When former event designer Lauren Williams moved with her husband and new baby into a charmless Dallas rental with a very large and ugly dining room wall, she didn’t know how she would cope. It needed a great work of art, she determined. Although Williams lacked an art budget, she did have an idea for “a kind of tapestry” to fill the offending blank space. So she headed to Home Depot to make it herself. After patiently attaching hundreds of yarn strands to a wooden dowel, she dyed them in the backyard. Delighted with her creation, she posted her “canvas with movement” on Instagram to show family and friends. To her great surprise, each wanted one too. Now she has a thriving business—built al- most entirely through social media—that also includes pillows and throws. These days, though, the Home Depot dowels have been exchanged for custom-made walnut versions and her yarn is sourced from a Wyoming sheep ranch and spun to her specifications at a nearby mill. Williams’ latest offering: high-resolution digital prints of her most popular fiber works, reproduced on archival cotton rag paper: “It looks like you can touch the strands,” she says. 

Matteo Brioni

Matteo Brioni with a sample of Terrawabi—natural clays with no additional pigments. Photography by Lea Anouchinsky/Living Inside.

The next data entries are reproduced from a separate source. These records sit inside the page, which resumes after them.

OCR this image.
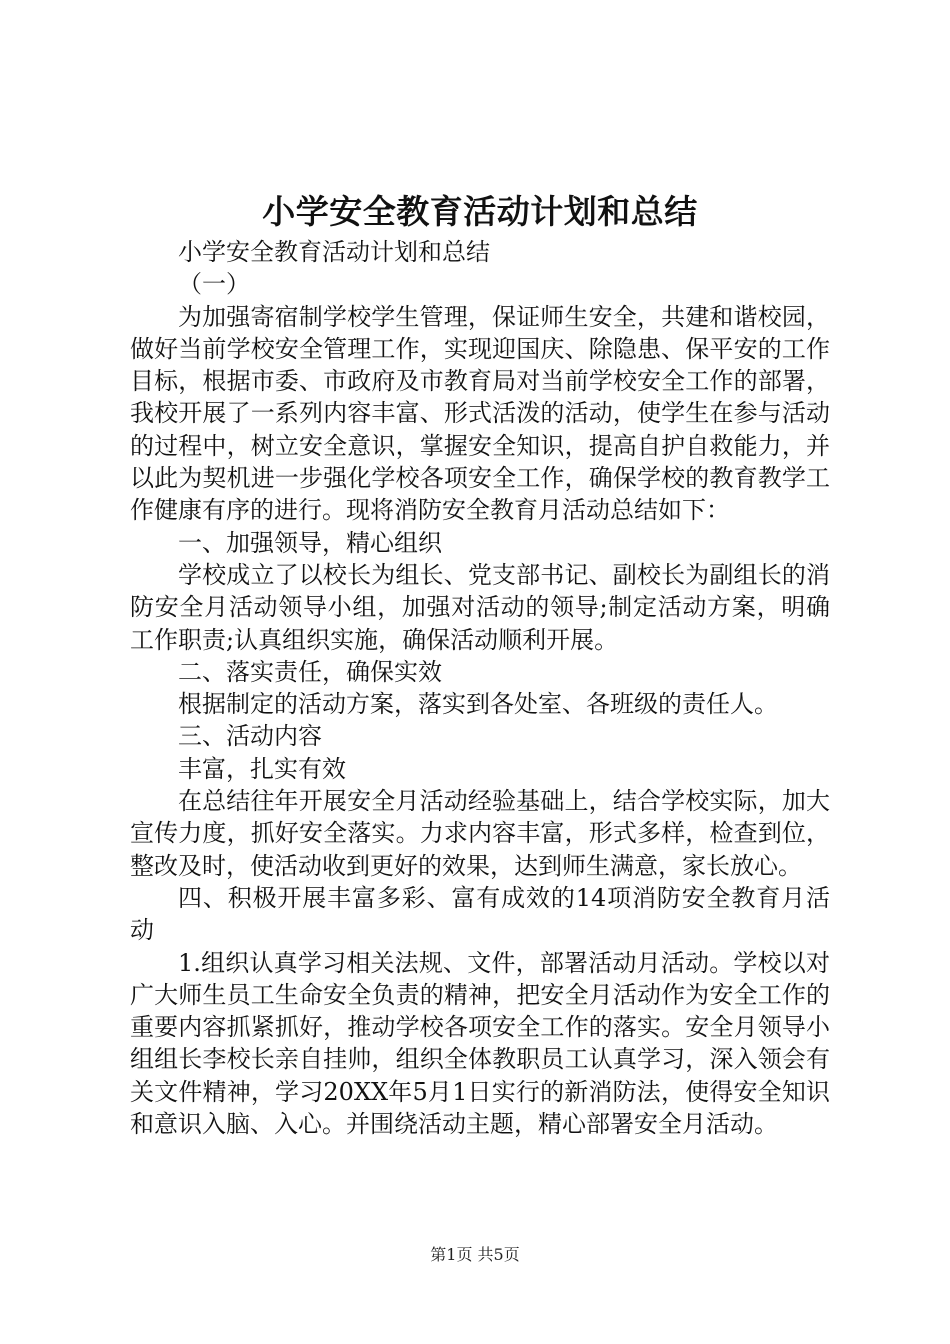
小学安全教育活动计划和总结

小学安全教育活动计划和总结

（一）

为加强寄宿制学校学生管理，保证师生安全，共建和谐校园，做好当前学校安全管理工作，实现迎国庆、除隐患、保平安的工作目标，根据市委、市政府及市教育局对当前学校安全工作的部署，我校开展了一系列内容丰富、形式活泼的活动，使学生在参与活动的过程中，树立安全意识，掌握安全知识，提高自护自救能力，并以此为契机进一步强化学校各项安全工作，确保学校的教育教学工作健康有序的进行。现将消防安全教育月活动总结如下：

一、加强领导，精心组织

学校成立了以校长为组长、党支部书记、副校长为副组长的消防安全月活动领导小组，加强对活动的领导;制定活动方案，明确工作职责;认真组织实施，确保活动顺利开展。

二、落实责任，确保实效

根据制定的活动方案，落实到各处室、各班级的责任人。

三、活动内容

丰富，扎实有效

在总结往年开展安全月活动经验基础上，结合学校实际，加大宣传力度，抓好安全落实。力求内容丰富，形式多样，检查到位，整改及时，使活动收到更好的效果，达到师生满意，家长放心。

四、积极开展丰富多彩、富有成效的14项消防安全教育月活动

1.组织认真学习相关法规、文件，部署活动月活动。学校以对广大师生员工生命安全负责的精神，把安全月活动作为安全工作的重要内容抓紧抓好，推动学校各项安全工作的落实。安全月领导小组组长李校长亲自挂帅，组织全体教职员工认真学习，深入领会有关文件精神，学习20XX年5月1日实行的新消防法，使得安全知识和意识入脑、入心。并围绕活动主题，精心部署安全月活动。

第1页 共5页
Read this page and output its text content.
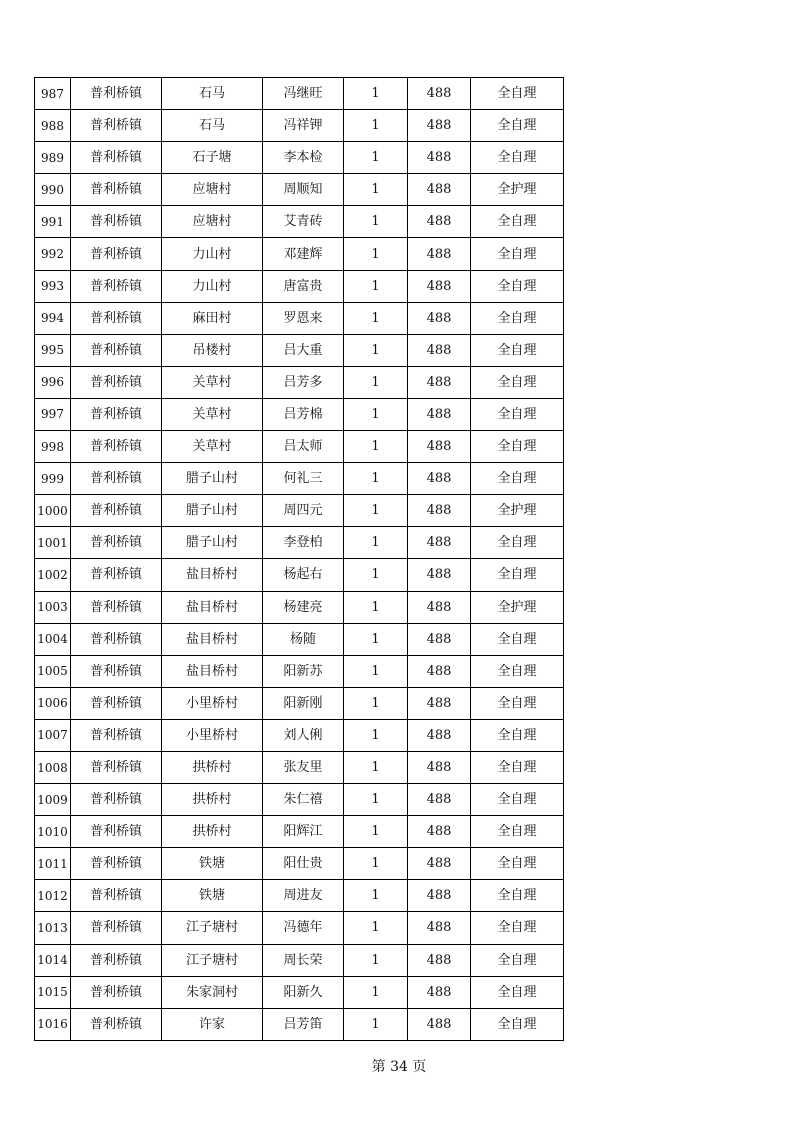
987	普利桥镇	石马	冯继旺	1	488	全自理
988	普利桥镇	石马	冯祥钾	1	488	全自理
989	普利桥镇	石子塘	李本检	1	488	全自理
990	普利桥镇	应塘村	周顺知	1	488	全护理
991	普利桥镇	应塘村	艾青砖	1	488	全自理
992	普利桥镇	力山村	邓建辉	1	488	全自理
993	普利桥镇	力山村	唐富贵	1	488	全自理
994	普利桥镇	麻田村	罗恩来	1	488	全自理
995	普利桥镇	吊楼村	吕大重	1	488	全自理
996	普利桥镇	关草村	吕芳多	1	488	全自理
997	普利桥镇	关草村	吕芳棉	1	488	全自理
998	普利桥镇	关草村	吕太师	1	488	全自理
999	普利桥镇	腊子山村	何礼三	1	488	全自理
1000	普利桥镇	腊子山村	周四元	1	488	全护理
1001	普利桥镇	腊子山村	李登柏	1	488	全自理
1002	普利桥镇	盐目桥村	杨起右	1	488	全自理
1003	普利桥镇	盐目桥村	杨建亮	1	488	全护理
1004	普利桥镇	盐目桥村	杨随	1	488	全自理
1005	普利桥镇	盐目桥村	阳新苏	1	488	全自理
1006	普利桥镇	小里桥村	阳新刚	1	488	全自理
1007	普利桥镇	小里桥村	刘人俐	1	488	全自理
1008	普利桥镇	拱桥村	张友里	1	488	全自理
1009	普利桥镇	拱桥村	朱仁禧	1	488	全自理
1010	普利桥镇	拱桥村	阳辉江	1	488	全自理
1011	普利桥镇	铁塘	阳仕贵	1	488	全自理
1012	普利桥镇	铁塘	周进友	1	488	全自理
1013	普利桥镇	江子塘村	冯德年	1	488	全自理
1014	普利桥镇	江子塘村	周长荣	1	488	全自理
1015	普利桥镇	朱家洞村	阳新久	1	488	全自理
1016	普利桥镇	许家	吕芳笛	1	488	全自理
第 34 页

Matteo Brioni is, literally, a man of the earth. For nearly a century, his family has made bricks and terracotta products in the Fornace Brioni on the outskirts of Gonzaga, Italy. Armed with his architectural training and deep appreciation for the strength, durability, and practicality of sun-dried raw earth, in 2010 Brioni launched his own line of enticingly tactile and innovative terra cruda products for walls, floors, ceilings, and now fabric: cotton spray-painted with clay for a silky sheen. “Clay is a wonderful material for contemporary building because it returns us to our origins,” says Brioni. “In addition to being beautiful and sensual, it is eco-friendly, humidity-controlling, and fire-resistant.” He offers 11 “geo-localized” shades of earth, including an ochre from Piedmont and a gray from Sicily. The clay can be kneaded with straw, rice, or jute to achieve a variety of textures or, for a bit of glimmer, mixed with such materials as mica or mother of pearl. Terraevoca, a recent introduction, is a wall treatment molded like a bas-relief, producing poetic decorative effects.